A Reluctant Vice-President
[excerpt]

Soon after he took up his Vice-presidential duties, he called upon Mr. Justice, later Chief Justice White and asked his advice about the propriety of his attending law lectures in Washington, with a view to being admitted to the bar after his term as Vice-president had ended.
     Chief Justice White had a delightful sense of humor, as keen as Roosevelt’s; and I know that he must have smiled—at least inwardly—when Roosevelt, earnest, unconventional, and threatened with boredom, asked his advice on this point. But the Chief Justice reciprocated, in spirit if not in letter; and generously offered to supply Roosevelt with books and to give him a “quiz” every Saturday evening.
     However, this plan did not mature. The tragedy element which looms behind all our lives here broke through, in the lives of President McKinley, Vice-president Roosevelt, and indeed the life of the [198][199] nation as well. The bullet of the assassin Czolgosz changed all, even altered the course of the world’s history.
     I once sat in an audience at a theater where two plays made up the evening’s program. The curtain rang down at the end of the first play.
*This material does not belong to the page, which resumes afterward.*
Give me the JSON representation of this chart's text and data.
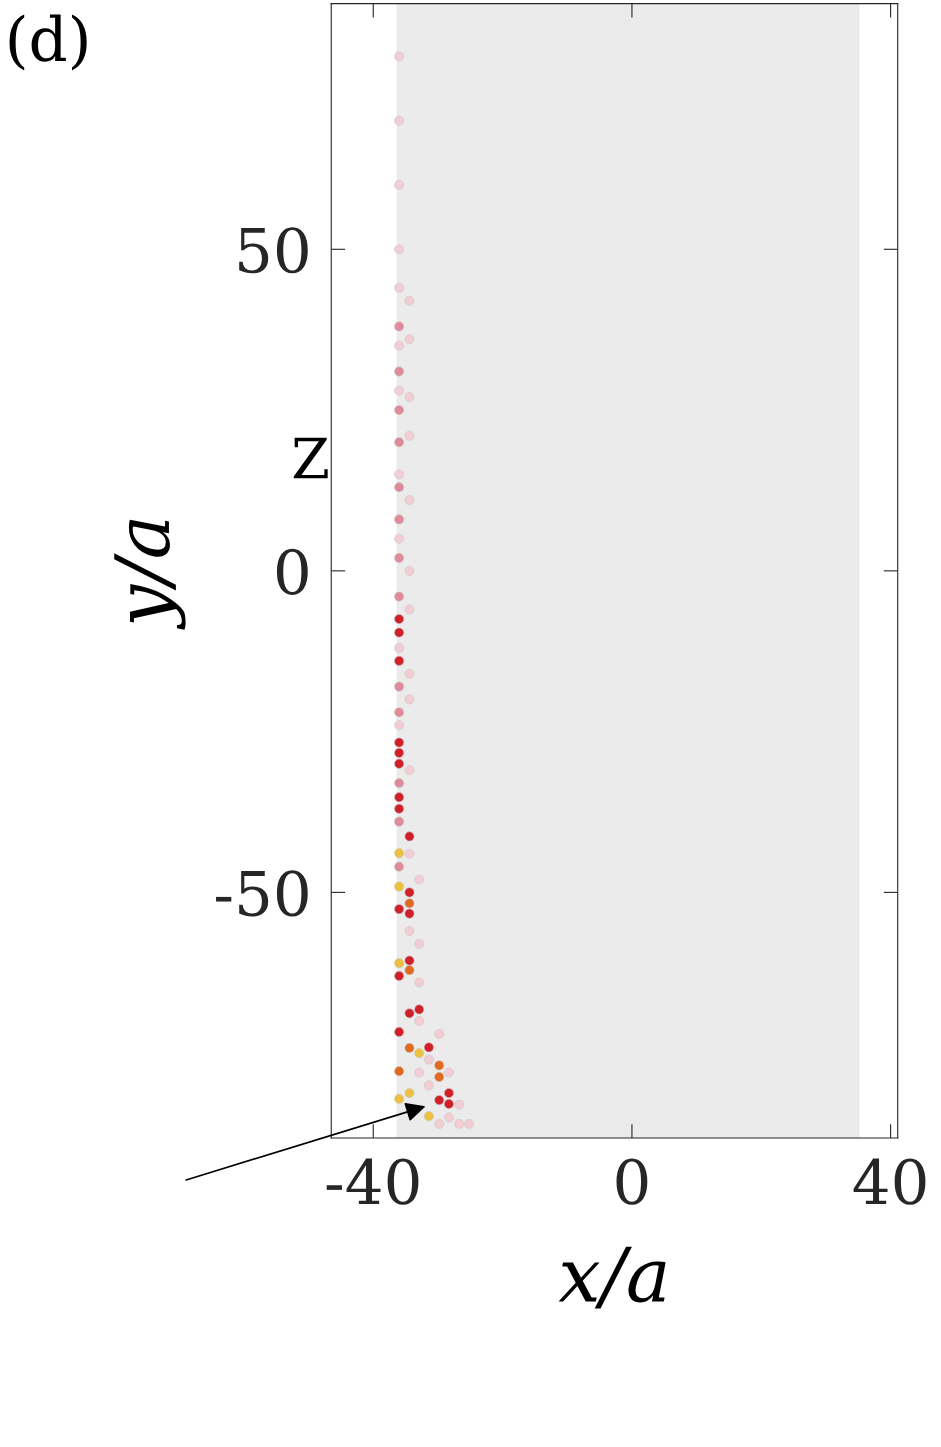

And we sat awaiting the announced second play. But unusual noise and clatter behind the scenes puzzled us. After unexpected minutes of delay the curtain rose, and we saw the stage set for an entirely different play from the one announced. Later we learned that the illness of one of the principal actors had necessitated the change and the scenes had been shifted in haste and excitement. As I look back upon that brief period between September sixth and September fourteenth, 1901, the fancy strikes me that a similar emergency and a similar transformation, though vaster in significance, took place. The Vice-president was summoned from Isle La Motte, Vermont, where he had just made an address. He sped to Buffalo, where his stricken chief lay helpless. The nation, by bulletins, followed the thrilling events. The physicians, two days later, gave most encouraging reports. Roosevelt went to Mt. Marcy, in the Adirondacks. Favorable reports from Buffalo came to him daily. Then, on the thirteenth, came the unexpected message from Secretary Cortelyou, [199][200] “The President’s condition has changed for the worse.” Roosevelt was thirty-five miles from the nearest railroad station. But he secured a buckboard and, with a driver as daring as himself, traveled through the darkness of night, with fog enveloping, over rough roads, dangerous even in full daylight, traveled with speed, changed horses several times, and reached the railroad at dawn. There he learned from his own secretary, Mr. Loeb, that the worst had come. President McKinley had died. Then by train he sped across the State to Buffalo. And with but little delay, by the expressed desire of the Cabinet, he took the oath of office as President.
     Thus the scenes were shifted. Thus the stage of the great drama was reset in a fashion not dreamed of.
     The “Power not ourselves” was “making for righteousness”, but in an unexpected way. The various prophecies, dimly outlined by admiring friends, came to pass. Theodore Roosevelt was now President of the United States.